During my AstraZeneca Computation Chemistry rotation I was given the opportunity to prototype the REINVENT generative model platform on an Oncology project. Naturally critical, I was surprised to realise the potential of generative models to produce medicinally relevant chemistry. It was this realisation that led me to pursue the AI aspect of drug design.

 

Can you briefly explain the research you presented at the UKQSAR meeting?

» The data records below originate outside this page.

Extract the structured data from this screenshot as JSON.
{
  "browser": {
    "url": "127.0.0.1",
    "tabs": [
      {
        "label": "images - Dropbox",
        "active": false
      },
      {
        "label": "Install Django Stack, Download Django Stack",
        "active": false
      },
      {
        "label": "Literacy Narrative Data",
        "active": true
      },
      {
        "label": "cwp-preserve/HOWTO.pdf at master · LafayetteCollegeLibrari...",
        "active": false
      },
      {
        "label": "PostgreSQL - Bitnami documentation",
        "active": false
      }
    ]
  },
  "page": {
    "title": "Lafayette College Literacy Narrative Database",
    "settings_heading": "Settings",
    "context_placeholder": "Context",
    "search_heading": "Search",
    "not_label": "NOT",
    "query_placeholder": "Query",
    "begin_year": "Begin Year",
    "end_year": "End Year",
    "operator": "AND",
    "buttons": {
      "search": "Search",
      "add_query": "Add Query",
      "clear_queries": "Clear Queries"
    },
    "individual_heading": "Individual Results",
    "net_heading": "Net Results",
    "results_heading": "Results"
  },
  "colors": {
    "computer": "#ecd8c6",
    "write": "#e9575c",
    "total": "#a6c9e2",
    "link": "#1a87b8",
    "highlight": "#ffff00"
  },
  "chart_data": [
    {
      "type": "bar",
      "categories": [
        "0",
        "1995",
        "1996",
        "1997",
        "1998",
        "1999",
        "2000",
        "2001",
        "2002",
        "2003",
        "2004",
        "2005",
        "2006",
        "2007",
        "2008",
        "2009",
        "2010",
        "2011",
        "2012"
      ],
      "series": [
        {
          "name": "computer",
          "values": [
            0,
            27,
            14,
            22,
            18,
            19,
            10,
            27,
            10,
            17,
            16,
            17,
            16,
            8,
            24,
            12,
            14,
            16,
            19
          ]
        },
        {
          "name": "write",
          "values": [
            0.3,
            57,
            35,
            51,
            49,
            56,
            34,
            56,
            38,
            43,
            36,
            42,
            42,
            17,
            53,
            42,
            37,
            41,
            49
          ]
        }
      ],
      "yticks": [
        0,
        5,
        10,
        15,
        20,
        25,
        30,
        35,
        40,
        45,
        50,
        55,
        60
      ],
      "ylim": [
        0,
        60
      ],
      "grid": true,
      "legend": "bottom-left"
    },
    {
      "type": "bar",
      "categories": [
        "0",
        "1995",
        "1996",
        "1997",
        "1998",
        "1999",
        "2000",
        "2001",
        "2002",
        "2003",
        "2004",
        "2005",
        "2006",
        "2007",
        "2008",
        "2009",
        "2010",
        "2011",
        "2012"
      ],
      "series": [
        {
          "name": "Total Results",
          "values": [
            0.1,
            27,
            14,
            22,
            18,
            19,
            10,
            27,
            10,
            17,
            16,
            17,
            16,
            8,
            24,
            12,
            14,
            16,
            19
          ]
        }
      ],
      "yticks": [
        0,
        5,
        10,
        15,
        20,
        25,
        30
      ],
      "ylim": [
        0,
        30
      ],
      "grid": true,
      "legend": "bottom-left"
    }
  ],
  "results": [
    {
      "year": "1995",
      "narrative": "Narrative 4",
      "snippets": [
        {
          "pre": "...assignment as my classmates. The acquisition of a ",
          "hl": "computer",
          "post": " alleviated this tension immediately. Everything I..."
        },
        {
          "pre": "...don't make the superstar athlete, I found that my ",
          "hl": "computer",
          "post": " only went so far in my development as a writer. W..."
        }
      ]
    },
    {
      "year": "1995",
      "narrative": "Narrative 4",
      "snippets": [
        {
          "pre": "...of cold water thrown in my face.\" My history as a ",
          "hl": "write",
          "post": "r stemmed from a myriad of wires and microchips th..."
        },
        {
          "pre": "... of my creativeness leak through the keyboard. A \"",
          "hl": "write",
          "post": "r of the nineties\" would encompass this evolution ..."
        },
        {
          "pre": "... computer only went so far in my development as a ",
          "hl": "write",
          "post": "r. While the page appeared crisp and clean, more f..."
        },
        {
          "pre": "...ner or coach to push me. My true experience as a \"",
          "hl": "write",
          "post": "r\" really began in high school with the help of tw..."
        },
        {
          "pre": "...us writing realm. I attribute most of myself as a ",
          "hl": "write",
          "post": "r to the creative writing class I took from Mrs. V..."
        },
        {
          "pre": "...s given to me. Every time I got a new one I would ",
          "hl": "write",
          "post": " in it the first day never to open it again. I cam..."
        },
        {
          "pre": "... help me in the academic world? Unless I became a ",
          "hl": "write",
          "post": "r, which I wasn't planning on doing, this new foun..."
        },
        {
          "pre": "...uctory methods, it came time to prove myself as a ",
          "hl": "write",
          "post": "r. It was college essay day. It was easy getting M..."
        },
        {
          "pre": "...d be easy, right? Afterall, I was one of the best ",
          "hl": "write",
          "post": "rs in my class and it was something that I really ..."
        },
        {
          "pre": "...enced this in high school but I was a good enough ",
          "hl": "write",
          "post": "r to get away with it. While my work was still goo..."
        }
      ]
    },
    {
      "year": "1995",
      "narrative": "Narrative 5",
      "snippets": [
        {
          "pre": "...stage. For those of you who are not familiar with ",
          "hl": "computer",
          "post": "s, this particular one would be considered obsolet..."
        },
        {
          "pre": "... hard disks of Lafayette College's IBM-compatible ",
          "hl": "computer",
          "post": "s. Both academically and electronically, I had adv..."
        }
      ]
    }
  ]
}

The work I presented at the UKQSAR meeting was on the use of Augmented Hill-Climb in application to identifying novel A2a antagonists using structure-based approaches by combining a generative model with docking. Augmented Hill-Climb is a simple adaptation to the REINVENT reinforcement learning strategy to improve learning efficiency all while the de novo molecules contain similar chemical properties (too often compromised in the same endeavour). Therefore, fewer de novo molecules need to be sampled and evaluated by scoring functions for the generative model to adapt to an objective, which enables more practical use of medium-time scoring functions such as docking or computer-aided synthesis planning. We showed a comparison of Augmented Hill-Climb to REINVENT, other common RL algorithms and 25 other generative models recently benchmarked on learning efficiency; Augmented Hill-Climb outperformed all other methods when jointly considering the type of chemistry generated. The end result is a generative model able to optimize the docking score overnight on ~10 CPUs compared to a week on ~30-40 CPUs previously. This was utilized to optimize the docking score against several different Sosei Heptares A2a Star co-crystal structures and assess the type of de novo molecules generated when different constraints were used in the objective. The model recovered many known A­2a chemotypes as well as novel chemotypes. We triaged de novo molecules down to 427 molecules of interest, 81% of which were not found in vendor libraries, and 71% were predicted to be synthesizable. We have now filtered these down to 41 molecules of interest that we hope to prospectively validate, apart from three that are already known sub-micromolar binders.

 

What are your next steps? How will you continue to build on this research?

Our next steps in this particular research is to synthesize and validate as many de novo molecules as possible and try to identify novel chemistry active against this well-liganded target, a real challenge. We hope this may contribute to the validation of such generative model approaches moving forward. Moreover, this technology will have a bigger impact in supporting drug discovery projects in-house, where challenging targets have already been identified for its use. More broadly, I will focus on other questions surrounding the use of generative models, including how to effectively evaluate them and the effect of different scoring function parameters on de novo molecules.